Venue: Vancouver East Cultural Centre
Date: 25 April 2001
Reviewer: Cheryl Rossi
The first thing we saw when we entered the theatre was
a terrarium at the front center of the floor, containing two women, a
miniature tree, and camping paraphernalia. The women chatted, listened
to a discman and flipped through The Worst Case Scenario Survivor's
Handbook while we took our seats. A woman entered, pushed their
wheeled case around, and then off the stage.
Another terrarium containing four miniature trees was rolled to the front of stage left. The three propane stoves on top of it were lit, not without a comical struggle, and the encased trees and the burning elements remained in that position until the end of the performance when the flames were extinguished.
There were five dancers: Susan Elliot, Caroline Farquhar, Cornelius Fischer-Credo, Day Helesic and Ron Stewart, who were constantly flitting on and off stage, executing repeated phrases of movement, usually using their upper bodies while their lower bodies remained rooted, until they ran off again.
At various points, a dancer would playfully instruct one or more others to enact movements such as the quirky "greedy penguin" and "washing machine into cutting flowers." The flower cutting action was unexpectedly quick and violent, with comic effect.
Also intermittent throughout the performance was Fischer-Credo's unhurried shifting of rocks, from the back of the stage to a black tray at the front, to build a wall.
It was a sparse production. The dancers were dressed in neutral coloured leggings and tanks and the minimalist set was evocative of the outdoors. Sometimes it was silent and other times John Korsrud's suggestive compositions enhanced the activity. The video was mostly nature shots interposed with illustrated flowers.
In addition to the shallow boxes or trays at the front of the stage and the terrariums, boxes of light were projected onto the floor for the dancers to move within. A few dancers would be doing identical, usually small decisive movements, then another would take the stage and model a different action. The others would pause to observe what this new entity was going to offer. At times, the way in which the light struck the dancers' bodies, their poses and their movements made them appear mechanical.
The most gripping repeated spectacle was when muscle-y Stewart stood alone on the stage in a spotlight, and holding his lower body still, he rotated his upper body, flailing his arms in perfect synchrony with the potent bass of the electronic music. It was mesmerizing each time.
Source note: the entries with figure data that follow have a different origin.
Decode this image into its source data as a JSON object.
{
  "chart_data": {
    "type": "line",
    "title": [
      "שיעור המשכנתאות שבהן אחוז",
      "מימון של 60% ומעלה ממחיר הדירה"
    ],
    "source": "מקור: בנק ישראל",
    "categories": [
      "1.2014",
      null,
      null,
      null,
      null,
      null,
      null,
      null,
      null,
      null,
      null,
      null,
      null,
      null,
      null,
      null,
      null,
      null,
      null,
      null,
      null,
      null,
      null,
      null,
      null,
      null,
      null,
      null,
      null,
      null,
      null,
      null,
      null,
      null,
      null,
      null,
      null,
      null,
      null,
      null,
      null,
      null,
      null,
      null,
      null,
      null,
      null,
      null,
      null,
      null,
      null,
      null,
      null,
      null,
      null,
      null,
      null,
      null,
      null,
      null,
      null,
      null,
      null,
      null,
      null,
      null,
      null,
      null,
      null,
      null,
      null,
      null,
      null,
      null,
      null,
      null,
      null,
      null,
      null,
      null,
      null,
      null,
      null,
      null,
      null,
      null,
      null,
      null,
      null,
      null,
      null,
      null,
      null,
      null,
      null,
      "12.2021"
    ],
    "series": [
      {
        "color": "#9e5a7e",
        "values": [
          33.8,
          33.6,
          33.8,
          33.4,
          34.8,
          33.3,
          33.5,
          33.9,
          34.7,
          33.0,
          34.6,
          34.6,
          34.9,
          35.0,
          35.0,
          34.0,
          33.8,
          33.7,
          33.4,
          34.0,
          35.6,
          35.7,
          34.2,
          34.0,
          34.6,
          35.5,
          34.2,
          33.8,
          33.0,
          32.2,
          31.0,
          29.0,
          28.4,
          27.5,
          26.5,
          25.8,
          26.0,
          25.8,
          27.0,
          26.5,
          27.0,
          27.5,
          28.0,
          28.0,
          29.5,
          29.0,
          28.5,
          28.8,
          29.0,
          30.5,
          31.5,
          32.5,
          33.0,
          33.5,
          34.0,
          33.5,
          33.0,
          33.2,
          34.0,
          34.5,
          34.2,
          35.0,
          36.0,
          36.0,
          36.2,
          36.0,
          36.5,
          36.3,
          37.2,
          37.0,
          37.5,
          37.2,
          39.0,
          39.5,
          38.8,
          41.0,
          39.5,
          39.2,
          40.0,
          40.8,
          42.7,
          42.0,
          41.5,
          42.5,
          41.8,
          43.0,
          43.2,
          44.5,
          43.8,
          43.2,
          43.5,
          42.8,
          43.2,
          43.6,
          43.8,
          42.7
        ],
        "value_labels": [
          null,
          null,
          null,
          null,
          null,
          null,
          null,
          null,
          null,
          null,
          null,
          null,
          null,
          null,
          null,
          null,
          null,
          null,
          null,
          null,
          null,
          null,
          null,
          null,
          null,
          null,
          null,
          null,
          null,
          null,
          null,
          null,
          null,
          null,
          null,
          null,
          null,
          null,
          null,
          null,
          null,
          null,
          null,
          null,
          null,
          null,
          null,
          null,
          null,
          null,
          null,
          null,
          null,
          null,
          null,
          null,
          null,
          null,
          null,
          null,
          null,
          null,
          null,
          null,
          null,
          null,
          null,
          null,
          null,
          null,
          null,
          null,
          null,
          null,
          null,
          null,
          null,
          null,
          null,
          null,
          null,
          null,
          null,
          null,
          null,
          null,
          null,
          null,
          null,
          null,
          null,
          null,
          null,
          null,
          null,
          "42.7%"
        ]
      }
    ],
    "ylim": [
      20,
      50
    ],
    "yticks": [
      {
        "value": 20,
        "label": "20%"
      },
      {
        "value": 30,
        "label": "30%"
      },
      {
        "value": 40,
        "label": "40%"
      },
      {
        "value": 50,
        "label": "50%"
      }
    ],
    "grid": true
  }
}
Although there were nuances of themes such as containment of the natural world for inspection and the observation of small activities of others to see what they could offer, I left feeling confused. The performance as a whole was intriguing, yet somewhat puzzling. In a recent interview the choreographer, Lola MacLaughlin, said: " . . . you don't want to influence how the audience will interpret it. See it and I'll talk to you after." Now that would be a helpful discussion.